Columna publicada en El Mostrador, 06.04.2017

Las rutinas humorísticas del último Festival de Viña dejaron arriba de la mesa algunas preguntas que están lejos de ser anecdóticas. Después de todo, la televisión es el medio de comunicación que más influye en la configuración de nuestro espacio público y, sin embargo, hay poca reflexión crítica sobre ella. Es más, casi ni nos detenemos a pensar en cuánto y cómo incide la TV, o en el modo en que va modelando el imaginario colectivo. Dado que, teóricamente, está gobernada por las fuerzas neutras del mercado, se hace difícil articular un discurso sobre ella.

La polémica más interesante se generó en torno a la rutina de Chiqui Aguayo.

La discusión estuvo centrada en la pertinencia de esa rutina, que muchos consideraron extremadamente procaz, incluso más de lo que habitualmente vemos en TV (no es poco decir). Alberto Plaza reaccionó y, de hecho, volvieron a enfrentarse la semana pasada en Vértigo. Desde luego, no se trata de evaluar su calidad como humorista –en lo personal, su actuación no logró sacarme sonrisa alguna, pero supongo que es cuestión de gustos–, sino de medir bien cuánto revela de nuestra situación.

El argumento que ella parece utilizar para defenderse de las críticas es una abierta reivindicación de la vulgaridad y puede resumirse así: soy sin filtro, hablo como hablo, hablo como hablan todas las mujeres entre sí y nadie vendrá a decirme qué lenguaje debo utilizar.

Es, si se quiere, un razonamiento antipaternalista, que busca sacudirse de las cadenas heteropatriarcales –de hecho, también afirma que las mujeres se han ganado el derecho a decir lo que quieran, como si la liberación femenina pasara por imitar lo vulgar que hay en los hombres–. Aunque tiendo a disentir de su observación empírica, es posible que eso se deba a mi limitado conocimiento del universo femenino. Lo relevante, en cualquier caso, va por otro lado: Chiqui Aguayo reclama el derecho a hablar, en el evento más masivo del país, del mismo modo en que lo hace siempre. Quiere mostrarse tal como es, para no engañar al telespectador ni asumir un tono que no le pertenece.

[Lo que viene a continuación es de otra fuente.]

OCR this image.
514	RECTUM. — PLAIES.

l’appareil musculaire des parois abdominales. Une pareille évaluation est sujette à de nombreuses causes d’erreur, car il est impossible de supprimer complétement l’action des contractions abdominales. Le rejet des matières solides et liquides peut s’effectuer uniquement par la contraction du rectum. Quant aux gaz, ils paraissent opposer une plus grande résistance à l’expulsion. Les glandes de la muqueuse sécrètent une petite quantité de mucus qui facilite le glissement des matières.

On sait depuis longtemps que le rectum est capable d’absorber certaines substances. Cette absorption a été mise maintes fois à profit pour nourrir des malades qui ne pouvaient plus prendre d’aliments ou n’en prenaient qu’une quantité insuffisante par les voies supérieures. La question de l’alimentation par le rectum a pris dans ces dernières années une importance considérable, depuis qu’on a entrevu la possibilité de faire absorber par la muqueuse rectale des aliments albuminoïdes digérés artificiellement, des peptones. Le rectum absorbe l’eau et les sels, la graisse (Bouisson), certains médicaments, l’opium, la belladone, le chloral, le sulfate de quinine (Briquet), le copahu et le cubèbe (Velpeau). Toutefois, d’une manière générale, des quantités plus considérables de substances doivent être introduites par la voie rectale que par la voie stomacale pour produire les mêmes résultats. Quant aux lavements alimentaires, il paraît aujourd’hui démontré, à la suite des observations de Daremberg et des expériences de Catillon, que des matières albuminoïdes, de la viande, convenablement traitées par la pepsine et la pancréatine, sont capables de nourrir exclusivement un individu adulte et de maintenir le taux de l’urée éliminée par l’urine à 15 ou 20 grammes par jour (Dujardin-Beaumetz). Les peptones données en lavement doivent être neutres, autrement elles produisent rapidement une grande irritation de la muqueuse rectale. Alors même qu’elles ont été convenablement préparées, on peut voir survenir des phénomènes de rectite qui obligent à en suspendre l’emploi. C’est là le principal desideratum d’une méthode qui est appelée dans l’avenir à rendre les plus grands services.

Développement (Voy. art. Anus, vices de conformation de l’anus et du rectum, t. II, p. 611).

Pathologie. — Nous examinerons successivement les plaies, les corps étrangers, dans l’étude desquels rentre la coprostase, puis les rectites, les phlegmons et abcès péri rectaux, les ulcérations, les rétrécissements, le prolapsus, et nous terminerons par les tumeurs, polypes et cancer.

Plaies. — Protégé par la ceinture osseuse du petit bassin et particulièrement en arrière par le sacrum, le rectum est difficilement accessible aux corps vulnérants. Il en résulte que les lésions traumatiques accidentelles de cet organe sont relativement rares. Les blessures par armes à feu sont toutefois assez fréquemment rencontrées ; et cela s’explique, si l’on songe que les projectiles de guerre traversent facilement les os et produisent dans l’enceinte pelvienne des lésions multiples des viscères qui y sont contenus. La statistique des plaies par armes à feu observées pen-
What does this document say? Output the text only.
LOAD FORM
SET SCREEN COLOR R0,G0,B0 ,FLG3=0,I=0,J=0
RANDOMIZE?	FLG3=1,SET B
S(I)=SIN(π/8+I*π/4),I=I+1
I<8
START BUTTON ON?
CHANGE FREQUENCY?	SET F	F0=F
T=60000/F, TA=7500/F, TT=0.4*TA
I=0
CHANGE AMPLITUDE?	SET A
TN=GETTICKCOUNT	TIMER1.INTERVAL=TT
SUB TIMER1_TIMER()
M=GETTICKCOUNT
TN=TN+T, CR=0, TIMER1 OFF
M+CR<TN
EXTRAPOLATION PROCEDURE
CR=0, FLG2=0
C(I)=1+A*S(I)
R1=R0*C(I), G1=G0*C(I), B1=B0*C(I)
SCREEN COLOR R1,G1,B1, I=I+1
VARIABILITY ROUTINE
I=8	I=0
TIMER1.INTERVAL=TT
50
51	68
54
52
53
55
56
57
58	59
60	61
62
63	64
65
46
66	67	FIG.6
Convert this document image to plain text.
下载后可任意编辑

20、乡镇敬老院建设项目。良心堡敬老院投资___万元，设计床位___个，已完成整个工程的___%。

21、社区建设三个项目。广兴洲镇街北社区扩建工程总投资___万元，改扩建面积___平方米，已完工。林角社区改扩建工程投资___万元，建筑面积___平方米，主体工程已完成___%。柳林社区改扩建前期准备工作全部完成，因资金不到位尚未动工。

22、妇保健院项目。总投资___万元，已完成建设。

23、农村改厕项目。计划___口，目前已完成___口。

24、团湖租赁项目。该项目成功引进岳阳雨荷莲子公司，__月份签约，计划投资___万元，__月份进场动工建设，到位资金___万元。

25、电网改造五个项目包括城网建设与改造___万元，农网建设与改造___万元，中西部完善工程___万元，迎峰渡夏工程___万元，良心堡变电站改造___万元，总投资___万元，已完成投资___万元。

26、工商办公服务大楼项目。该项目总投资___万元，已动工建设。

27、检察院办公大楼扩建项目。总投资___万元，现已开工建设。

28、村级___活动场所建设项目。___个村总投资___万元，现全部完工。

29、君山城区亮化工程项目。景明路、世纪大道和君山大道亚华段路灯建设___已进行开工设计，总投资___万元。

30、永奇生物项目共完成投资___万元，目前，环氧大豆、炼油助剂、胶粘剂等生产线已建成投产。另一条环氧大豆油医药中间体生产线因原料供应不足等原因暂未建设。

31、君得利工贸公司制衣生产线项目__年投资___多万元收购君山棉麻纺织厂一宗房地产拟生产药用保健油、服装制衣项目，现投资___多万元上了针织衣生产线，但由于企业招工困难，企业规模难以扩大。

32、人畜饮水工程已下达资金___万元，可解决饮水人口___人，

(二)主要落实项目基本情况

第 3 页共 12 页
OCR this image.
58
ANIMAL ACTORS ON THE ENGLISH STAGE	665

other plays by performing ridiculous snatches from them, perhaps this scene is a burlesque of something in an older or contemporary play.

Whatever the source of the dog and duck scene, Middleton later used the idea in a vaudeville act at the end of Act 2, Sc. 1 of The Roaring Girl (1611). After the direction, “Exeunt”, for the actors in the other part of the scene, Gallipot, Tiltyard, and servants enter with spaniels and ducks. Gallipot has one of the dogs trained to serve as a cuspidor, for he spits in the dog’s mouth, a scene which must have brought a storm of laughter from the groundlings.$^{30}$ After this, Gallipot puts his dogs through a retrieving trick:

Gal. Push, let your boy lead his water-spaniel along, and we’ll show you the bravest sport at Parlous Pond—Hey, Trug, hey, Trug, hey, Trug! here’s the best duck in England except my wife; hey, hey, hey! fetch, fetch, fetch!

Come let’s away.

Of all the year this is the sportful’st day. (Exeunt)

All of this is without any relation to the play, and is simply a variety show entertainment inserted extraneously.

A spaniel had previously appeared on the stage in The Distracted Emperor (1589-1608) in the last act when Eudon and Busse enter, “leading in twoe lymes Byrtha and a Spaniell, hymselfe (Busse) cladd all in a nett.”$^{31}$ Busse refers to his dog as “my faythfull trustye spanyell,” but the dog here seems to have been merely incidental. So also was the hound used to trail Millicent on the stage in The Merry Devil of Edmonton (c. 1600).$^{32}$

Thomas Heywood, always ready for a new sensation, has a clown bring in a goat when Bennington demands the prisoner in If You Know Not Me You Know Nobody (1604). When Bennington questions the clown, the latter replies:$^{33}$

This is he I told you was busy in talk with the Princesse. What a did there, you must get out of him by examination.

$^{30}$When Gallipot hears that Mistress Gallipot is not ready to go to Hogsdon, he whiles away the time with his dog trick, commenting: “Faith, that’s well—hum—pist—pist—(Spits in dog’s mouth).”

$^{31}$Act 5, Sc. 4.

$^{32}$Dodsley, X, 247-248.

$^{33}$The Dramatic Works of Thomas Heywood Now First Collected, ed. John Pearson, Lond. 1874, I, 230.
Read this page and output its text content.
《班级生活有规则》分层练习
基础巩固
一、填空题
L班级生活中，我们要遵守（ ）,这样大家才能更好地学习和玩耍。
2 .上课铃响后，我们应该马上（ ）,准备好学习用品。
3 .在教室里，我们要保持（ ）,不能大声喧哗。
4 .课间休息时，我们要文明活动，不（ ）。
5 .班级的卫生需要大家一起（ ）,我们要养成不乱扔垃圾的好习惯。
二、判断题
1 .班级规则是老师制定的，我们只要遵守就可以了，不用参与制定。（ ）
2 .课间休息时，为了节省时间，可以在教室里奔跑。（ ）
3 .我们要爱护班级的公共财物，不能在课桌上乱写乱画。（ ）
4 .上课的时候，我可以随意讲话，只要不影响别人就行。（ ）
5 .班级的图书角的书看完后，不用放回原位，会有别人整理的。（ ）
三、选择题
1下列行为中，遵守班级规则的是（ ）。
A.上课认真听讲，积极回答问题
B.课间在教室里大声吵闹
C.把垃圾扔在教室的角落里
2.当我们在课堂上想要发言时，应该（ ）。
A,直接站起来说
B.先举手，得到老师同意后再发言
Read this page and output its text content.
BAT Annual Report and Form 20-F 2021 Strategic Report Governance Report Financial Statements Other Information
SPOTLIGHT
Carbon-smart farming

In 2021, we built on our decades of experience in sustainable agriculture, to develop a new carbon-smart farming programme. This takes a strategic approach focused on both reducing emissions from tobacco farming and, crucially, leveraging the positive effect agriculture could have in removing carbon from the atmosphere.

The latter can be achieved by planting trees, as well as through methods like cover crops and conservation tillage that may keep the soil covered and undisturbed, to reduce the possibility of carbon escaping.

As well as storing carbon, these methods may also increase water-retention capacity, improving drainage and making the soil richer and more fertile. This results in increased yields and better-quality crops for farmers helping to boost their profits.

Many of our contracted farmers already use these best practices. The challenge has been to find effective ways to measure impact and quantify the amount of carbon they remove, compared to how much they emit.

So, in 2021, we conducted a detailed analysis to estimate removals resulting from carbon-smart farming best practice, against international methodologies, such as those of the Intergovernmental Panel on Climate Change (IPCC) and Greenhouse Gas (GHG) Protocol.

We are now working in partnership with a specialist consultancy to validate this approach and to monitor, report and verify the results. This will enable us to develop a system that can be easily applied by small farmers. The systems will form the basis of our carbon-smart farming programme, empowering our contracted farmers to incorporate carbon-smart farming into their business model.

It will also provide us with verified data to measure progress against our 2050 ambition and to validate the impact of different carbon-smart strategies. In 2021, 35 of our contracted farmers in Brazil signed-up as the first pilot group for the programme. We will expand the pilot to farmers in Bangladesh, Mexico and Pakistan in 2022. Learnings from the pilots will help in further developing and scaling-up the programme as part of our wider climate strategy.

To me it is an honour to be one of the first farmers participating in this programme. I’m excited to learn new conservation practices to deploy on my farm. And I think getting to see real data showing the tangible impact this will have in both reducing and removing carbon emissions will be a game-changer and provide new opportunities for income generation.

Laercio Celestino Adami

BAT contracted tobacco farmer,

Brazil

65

El argumento tiene su fuerza y, sin embargo, conlleva un olvido fundamental.

En efecto, una dimensión básica de la civilidad consiste precisamente en distinguir los contextos de comunicación. Igualar el tono de todas las comunicaciones no enriquece el horizonte, sino que lo empobrece considerablemente: ese mundo es plano y uniforme, y no admite matices ni reflexión sobre los contextos. Uno de ellos es, desde luego, el referido a los niños –no hablo con mis niños pequeños del mismo modo ni de los mismos temas que hablo con mis amigos–, pero no es el único. Naturalmente, esa distinción de planos puede conllevar hipocresía –nadie vio esto mejor que Rousseau–, pero no hay en esa diferenciación una maldad intrínseca sino que, muy por el contrario, un reconocimiento de la complejidad del mundo. Aunque es innegable que una de las funciones del humor es jugar con los límites de esos contextos, aquí el razonamiento va por otro lado.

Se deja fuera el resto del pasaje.